# DIY Dog collection at Airport



## Eamon (Mar 5, 2009)

Hi All, 

Has anyone picked up their pet themselves at Dubai airport? If so, what and where do you go?

I have everything confirmed by Vet on duty at Dubai airport that his paperwork is in order, and I also have his import license from Ministry of Environment & Water...so all systems go.

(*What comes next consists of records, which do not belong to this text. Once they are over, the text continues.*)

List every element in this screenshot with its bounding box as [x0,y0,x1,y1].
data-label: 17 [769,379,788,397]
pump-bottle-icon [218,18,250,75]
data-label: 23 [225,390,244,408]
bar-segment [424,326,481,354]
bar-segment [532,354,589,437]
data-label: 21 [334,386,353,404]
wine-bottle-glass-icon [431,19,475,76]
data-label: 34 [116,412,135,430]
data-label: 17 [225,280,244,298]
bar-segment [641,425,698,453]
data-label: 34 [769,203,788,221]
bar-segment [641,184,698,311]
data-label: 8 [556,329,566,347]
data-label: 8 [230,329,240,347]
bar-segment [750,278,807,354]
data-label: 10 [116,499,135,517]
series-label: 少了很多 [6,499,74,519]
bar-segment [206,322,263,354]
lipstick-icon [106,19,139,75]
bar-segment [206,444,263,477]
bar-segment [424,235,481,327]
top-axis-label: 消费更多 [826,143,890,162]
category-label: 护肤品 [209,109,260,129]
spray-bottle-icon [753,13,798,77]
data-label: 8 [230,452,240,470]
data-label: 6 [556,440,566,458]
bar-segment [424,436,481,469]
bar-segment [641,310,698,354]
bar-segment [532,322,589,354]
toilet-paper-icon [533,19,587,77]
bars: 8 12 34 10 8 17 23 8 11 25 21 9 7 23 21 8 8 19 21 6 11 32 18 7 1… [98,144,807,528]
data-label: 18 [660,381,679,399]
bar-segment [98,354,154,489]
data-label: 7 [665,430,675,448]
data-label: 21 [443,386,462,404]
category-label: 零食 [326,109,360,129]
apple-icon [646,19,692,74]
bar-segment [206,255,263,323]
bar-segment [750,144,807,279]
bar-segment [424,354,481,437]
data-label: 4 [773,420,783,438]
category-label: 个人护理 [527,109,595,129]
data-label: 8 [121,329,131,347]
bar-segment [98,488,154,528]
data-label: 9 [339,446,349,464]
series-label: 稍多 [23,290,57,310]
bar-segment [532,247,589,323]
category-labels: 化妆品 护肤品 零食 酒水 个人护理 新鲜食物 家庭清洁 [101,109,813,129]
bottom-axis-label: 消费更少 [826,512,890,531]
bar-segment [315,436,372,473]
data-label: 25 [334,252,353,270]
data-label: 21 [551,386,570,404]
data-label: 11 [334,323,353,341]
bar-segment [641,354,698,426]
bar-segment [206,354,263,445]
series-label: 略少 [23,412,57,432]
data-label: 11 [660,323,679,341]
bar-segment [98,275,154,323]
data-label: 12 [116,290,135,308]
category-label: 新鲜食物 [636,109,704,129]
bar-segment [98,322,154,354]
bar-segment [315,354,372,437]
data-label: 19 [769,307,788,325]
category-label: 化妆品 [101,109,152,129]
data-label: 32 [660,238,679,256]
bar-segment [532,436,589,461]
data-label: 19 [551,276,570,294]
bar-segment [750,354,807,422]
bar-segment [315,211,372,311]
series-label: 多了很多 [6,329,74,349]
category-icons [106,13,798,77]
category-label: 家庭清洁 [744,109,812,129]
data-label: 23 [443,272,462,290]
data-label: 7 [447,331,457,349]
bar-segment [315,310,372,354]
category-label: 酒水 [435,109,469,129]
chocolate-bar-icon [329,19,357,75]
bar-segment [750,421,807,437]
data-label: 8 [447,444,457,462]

I just want to know, that once we land, where to go and collect, and if it is fairly straightforward. I say "fairly" loosely, as expect to wait around, but just wondering if anyone took this route instead of paying 1,000s to an agent....cheers


----------



## Laowei (Nov 29, 2009)

Eamon said:


> Hi All,
> 
> Has anyone picked up their pet themselves at Dubai airport? If so, what and where do you go?
> 
> ...


This excellent post should help

http://www.expatforum.com/expats/dubai-expat-forum-expats-living-dubai/124174-transport-my-dogs.html


----------



## Eamon (Mar 5, 2009)

Laowei said:


> This excellent post should help
> 
> http://www.expatforum.com/expats/dubai-expat-forum-expats-living-dubai/124174-transport-my-dogs.html


GREAT! Just what the doctor ordered...cheers


----------